Je me suis installée dans un joli loft des quartiers chics et je ne vois plus maman qu'une fois par semaine. Elle disjoncte un peu. Elle boit trop et change trop souvent de compagnon. Moi aussi je multiplie les aventures, mais j'ai appris à ne pas trop m'investir. J'aime bien jouer avec mes amants.
Au début, je me sentais obligée de trouver des excuses à peu près valables: «J'en aime un autre» ou: «Je ne supporte pas tes amis.» Maintenant, je ne me donne même plus cette peine. Un «Tu ne m'amuses plus» boudeur me suffit.
Seule petite ombre à ce tableau idyllique, j'ai de plus en plus souvent la migraine. J'ai consulté nombre de médecins, mais aucun n'a pu m'aider. Ils ne comprennent pas mon cas.
Je fume de plus en plus. Ça endort un peu la douleur dans ma tête. La nuit, j'ai besoin de doses de somnifères de plus en plus importantes.

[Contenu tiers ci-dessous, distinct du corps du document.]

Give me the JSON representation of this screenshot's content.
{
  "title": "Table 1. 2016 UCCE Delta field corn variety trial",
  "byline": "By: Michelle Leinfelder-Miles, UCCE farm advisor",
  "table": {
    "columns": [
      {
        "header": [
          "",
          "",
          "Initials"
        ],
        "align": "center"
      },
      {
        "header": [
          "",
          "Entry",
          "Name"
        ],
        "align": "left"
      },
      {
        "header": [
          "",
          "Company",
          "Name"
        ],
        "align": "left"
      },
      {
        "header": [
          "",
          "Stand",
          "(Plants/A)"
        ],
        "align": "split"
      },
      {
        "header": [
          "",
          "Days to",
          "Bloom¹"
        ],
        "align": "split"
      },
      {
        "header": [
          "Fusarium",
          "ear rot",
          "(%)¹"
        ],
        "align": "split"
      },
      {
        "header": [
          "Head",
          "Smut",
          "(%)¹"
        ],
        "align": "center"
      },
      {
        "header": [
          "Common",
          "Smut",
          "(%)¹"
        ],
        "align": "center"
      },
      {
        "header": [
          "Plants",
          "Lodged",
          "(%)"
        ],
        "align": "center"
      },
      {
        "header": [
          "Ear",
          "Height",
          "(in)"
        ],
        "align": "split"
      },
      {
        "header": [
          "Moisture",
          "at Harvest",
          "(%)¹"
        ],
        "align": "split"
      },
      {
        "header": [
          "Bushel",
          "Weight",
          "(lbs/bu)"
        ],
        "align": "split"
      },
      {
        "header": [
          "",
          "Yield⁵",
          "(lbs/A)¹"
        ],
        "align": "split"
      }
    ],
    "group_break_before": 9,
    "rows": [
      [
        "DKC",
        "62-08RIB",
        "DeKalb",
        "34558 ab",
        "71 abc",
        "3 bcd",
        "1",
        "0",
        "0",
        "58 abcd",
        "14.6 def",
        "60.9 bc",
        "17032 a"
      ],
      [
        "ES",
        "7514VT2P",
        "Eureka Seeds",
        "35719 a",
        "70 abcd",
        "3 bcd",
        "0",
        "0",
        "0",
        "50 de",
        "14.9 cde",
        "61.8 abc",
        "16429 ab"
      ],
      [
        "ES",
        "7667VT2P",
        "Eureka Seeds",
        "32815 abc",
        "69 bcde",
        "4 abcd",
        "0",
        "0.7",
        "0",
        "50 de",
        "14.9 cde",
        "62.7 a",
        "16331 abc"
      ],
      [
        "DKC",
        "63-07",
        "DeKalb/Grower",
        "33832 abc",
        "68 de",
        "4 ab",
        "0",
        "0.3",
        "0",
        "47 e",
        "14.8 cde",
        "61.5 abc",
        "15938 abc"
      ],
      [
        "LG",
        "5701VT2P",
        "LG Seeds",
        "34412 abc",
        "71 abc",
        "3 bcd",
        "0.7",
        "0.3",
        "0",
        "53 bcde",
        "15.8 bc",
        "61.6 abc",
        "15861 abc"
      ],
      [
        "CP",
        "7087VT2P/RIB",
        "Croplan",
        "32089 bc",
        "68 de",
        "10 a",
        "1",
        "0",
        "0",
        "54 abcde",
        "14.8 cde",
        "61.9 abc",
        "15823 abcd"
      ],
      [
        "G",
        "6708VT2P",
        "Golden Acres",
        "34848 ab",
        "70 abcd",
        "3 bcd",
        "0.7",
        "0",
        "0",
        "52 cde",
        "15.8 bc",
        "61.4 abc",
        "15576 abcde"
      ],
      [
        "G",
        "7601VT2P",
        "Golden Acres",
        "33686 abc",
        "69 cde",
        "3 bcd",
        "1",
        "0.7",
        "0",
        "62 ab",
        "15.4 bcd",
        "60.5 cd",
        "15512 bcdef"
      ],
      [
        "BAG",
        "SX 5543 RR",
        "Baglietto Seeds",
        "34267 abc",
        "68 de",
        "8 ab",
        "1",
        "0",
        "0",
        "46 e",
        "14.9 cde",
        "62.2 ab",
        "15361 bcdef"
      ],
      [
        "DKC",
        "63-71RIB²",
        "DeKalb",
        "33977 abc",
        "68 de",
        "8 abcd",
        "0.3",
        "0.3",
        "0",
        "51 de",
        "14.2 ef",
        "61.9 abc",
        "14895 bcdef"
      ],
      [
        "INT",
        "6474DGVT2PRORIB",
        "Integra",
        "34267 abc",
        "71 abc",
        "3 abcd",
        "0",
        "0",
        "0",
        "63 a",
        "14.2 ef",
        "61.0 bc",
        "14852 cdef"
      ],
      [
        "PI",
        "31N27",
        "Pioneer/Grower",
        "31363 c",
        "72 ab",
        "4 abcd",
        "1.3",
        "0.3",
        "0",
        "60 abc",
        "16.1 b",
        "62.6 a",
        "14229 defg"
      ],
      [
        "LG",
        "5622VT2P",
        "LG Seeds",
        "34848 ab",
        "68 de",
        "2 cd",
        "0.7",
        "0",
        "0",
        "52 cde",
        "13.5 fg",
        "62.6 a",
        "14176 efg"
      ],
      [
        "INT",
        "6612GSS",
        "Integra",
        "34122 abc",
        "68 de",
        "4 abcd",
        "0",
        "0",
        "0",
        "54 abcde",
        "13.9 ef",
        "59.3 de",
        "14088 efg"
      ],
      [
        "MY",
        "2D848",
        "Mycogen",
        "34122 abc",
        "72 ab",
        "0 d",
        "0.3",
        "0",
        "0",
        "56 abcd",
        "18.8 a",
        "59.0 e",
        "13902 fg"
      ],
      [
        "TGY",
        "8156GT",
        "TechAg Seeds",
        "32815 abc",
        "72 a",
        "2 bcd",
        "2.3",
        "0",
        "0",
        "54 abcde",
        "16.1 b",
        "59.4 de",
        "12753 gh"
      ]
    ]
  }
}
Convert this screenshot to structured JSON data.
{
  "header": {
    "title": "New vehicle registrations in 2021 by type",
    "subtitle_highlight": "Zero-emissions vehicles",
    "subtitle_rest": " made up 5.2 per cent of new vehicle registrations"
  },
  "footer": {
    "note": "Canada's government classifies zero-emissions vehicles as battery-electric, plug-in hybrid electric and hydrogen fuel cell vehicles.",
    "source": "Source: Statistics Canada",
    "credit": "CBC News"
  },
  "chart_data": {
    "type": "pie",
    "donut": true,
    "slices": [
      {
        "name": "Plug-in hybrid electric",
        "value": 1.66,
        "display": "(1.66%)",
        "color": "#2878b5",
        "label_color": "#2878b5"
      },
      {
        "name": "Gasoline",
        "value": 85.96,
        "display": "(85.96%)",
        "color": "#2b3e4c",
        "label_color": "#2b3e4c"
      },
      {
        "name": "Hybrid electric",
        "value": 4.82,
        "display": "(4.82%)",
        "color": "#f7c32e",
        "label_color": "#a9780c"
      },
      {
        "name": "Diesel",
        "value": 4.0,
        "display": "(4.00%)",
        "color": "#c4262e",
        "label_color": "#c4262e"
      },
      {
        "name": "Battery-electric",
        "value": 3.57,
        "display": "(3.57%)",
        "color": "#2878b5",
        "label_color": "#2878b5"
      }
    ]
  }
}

Mes crises de somnambulisme alternent avec mes crises de migraine. Quoi qu'il en soit, je continue à faire confiance à mes rêves.
Téléphone. Billy Watts m'annonce que je suis pressentie pour être l'ambassadrice d'une grande marque française de parfums. Contrat du siècle en vue. Je saute de joie. Si je parviens à signer ce contrat, je suis tranquille pour le reste de mes jours. Mais Billy Watts met un petit bémol. Il signale que Cynthia Cornwell est aussi sur le coup. Je suis furieuse. Cynthia Cornwell, c'est ma principale rivale. Cynthia est black comme moi. Grande comme moi. Refaite en partie comme moi. Elle a mon sourire. Et… et elle est plus jeune que moi. Elle, elle n'a que dix-sept ans et ça peut peser lourd dans la balance.
Billy Watts se dit pourtant optimiste. Ludivine, son médium, lui a déclaré que c'est moi qui l'emporterais.